Small, reddish beans used primarily as "anko" (sweet red bean paste) for "wagashi" (traditional Japanese confectionery)


Written as adzuki beans, aduki beans, or red beans.  These small, reddish-brown beans are usually boiled in sugar and processed into anko paste.  The anko paste is then used in various confectioneries like "yokan" (a jellied dessert made from anko paste, agar, and sugar), "daifuku" (rice cake stuffed with anko paste), and "dorayaki" (dessert sandwich made from two pancakes and anko paste).


Contains plenty of dietary fibers that help maintain the gut's microbiome, as well as proteins.  Also contains polyphenol and saponin which function as antioxidants.  It also works to remove reactive oxygen, which is said to act as rust in the body.


If used within a single year, dried beans can be stored in a cool, dark place with low humidity at room temperature.

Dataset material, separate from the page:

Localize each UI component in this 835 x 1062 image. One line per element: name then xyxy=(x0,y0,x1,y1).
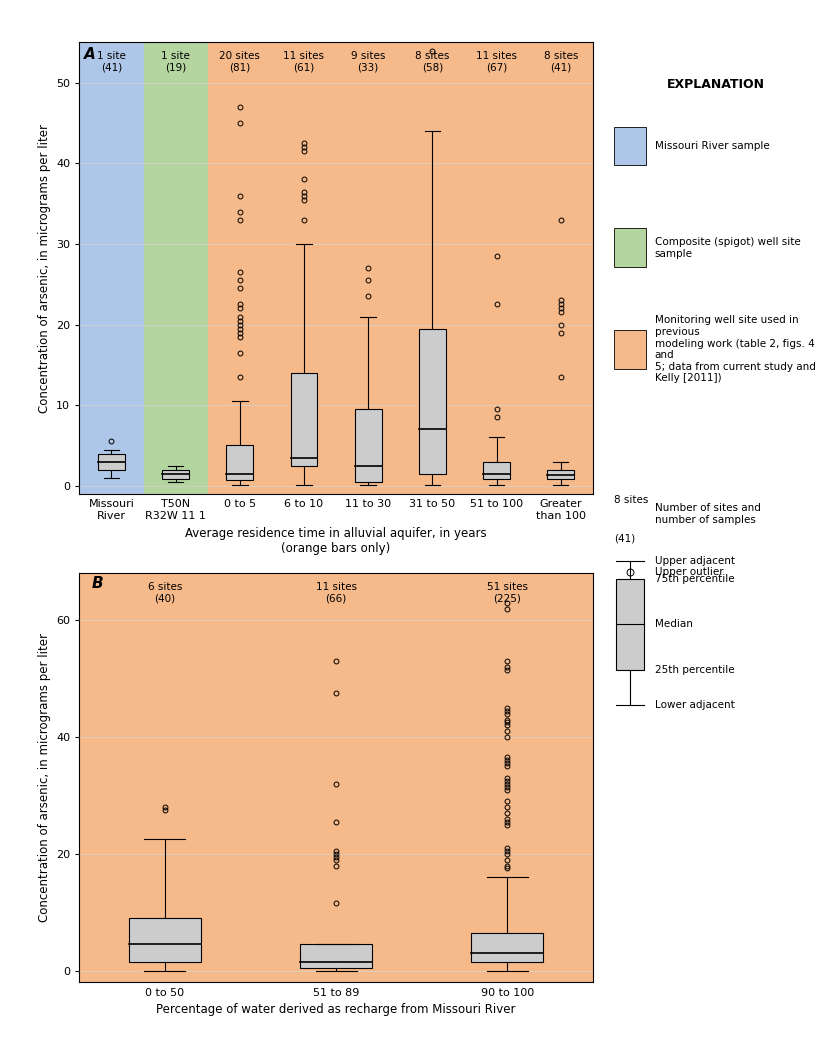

Any longer than a year, but the adzuki beans will dry out and take more time to get boiled.  In Japan, adzuki beans are sold pre-boiled with added sugar in cans or pouches, and these can be kept at room temperature for around 2~3 years.


Adzuki beans have been eaten in Japan for such a long time that they're even noted in Japan's oldest books from the Nara period (710-794) like the "Kojiki" (Records of Ancient Matters) and the ”Nihon Shoki” chronicles.  The beans used in "sekihan" (rice steamed with red beans) are actually called "sasage" (cowpea), which are similar to adzuki beans.